Votre situation et vos risques
Vous avez un groupe multi-entités avec des opérations intra-groupe : achats/ventes entre filiales, prestations de services, prêts inter-filiales, concession de licences. Chaque opération doit s'effectuer à un prix comparable à celui du marché.
Un prix de transfert mal documenté expose votre groupe à des redressements fiscaux majeurs. L'administration peut requalifier vos prix et réclamer des droits supplémentaires massifs : une opération facturée à 1 M EUR peut être redressée à 1.5 M EUR, créant un surcoût fiscal de 30 % sur le redressement.

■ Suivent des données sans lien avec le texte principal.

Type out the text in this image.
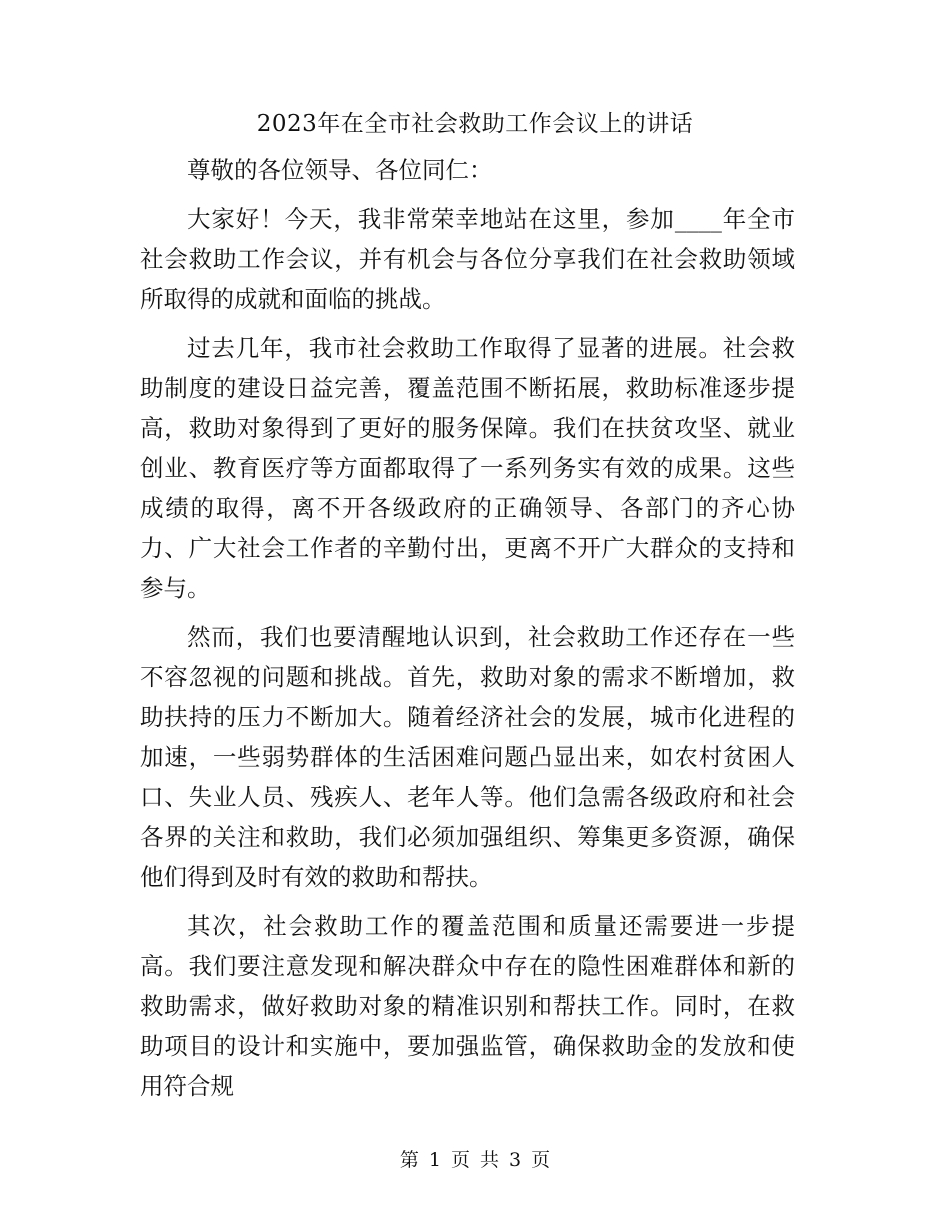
2023年在全市社会救助工作会议上的讲话

尊敬的各位领导、各位同仁：

大家好！今天，我非常荣幸地站在这里，参加____年全市社会救助工作会议，并有机会与各位分享我们在社会救助领域所取得的成就和面临的挑战。

过去几年，我市社会救助工作取得了显著的进展。社会救助制度的建设日益完善，覆盖范围不断拓展，救助标准逐步提高，救助对象得到了更好的服务保障。我们在扶贫攻坚、就业创业、教育医疗等方面都取得了一系列务实有效的成果。这些成绩的取得，离不开各级政府的正确领导、各部门的齐心协力、广大社会工作者的辛勤付出，更离不开广大群众的支持和参与。

然而，我们也要清醒地认识到，社会救助工作还存在一些不容忽视的问题和挑战。首先，救助对象的需求不断增加，救助扶持的压力不断加大。随着经济社会的发展，城市化进程的加速，一些弱势群体的生活困难问题凸显出来，如农村贫困人口、失业人员、残疾人、老年人等。他们急需各级政府和社会各界的关注和救助，我们必须加强组织、筹集更多资源，确保他们得到及时有效的救助和帮扶。

其次，社会救助工作的覆盖范围和质量还需要进一步提高。我们要注意发现和解决群众中存在的隐性困难群体和新的救助需求，做好救助对象的精准识别和帮扶工作。同时，在救助项目的设计和实施中，要加强监管，确保救助金的发放和使用符合规

第 1 页 共 3 页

Les règles de prix de transfert sont complexes et évoluent constamment. Les standards OCDE changent régulièrement, imposant de mettre à jour votre documentation. Une documentation obsolète offre peu de protection.
Certaines opérations sont intrinsèquement risquées : concession de marques ou de brevets, prestations de services immatérielles (gestion, R&D), prêts sans garanties. Vous devez documenter ces opérations de manière irréprochable.
Vous devez anticiper les contrôles fiscaux : mettre en place une documentation robuste avant un contrôle réduit votre exposition aux redressements et pénalités.
Le cadre juridique applicable
Les prix de transfert sont régis par l'article 57 du Code général des impôts en France et par les standards OCDE au niveau international.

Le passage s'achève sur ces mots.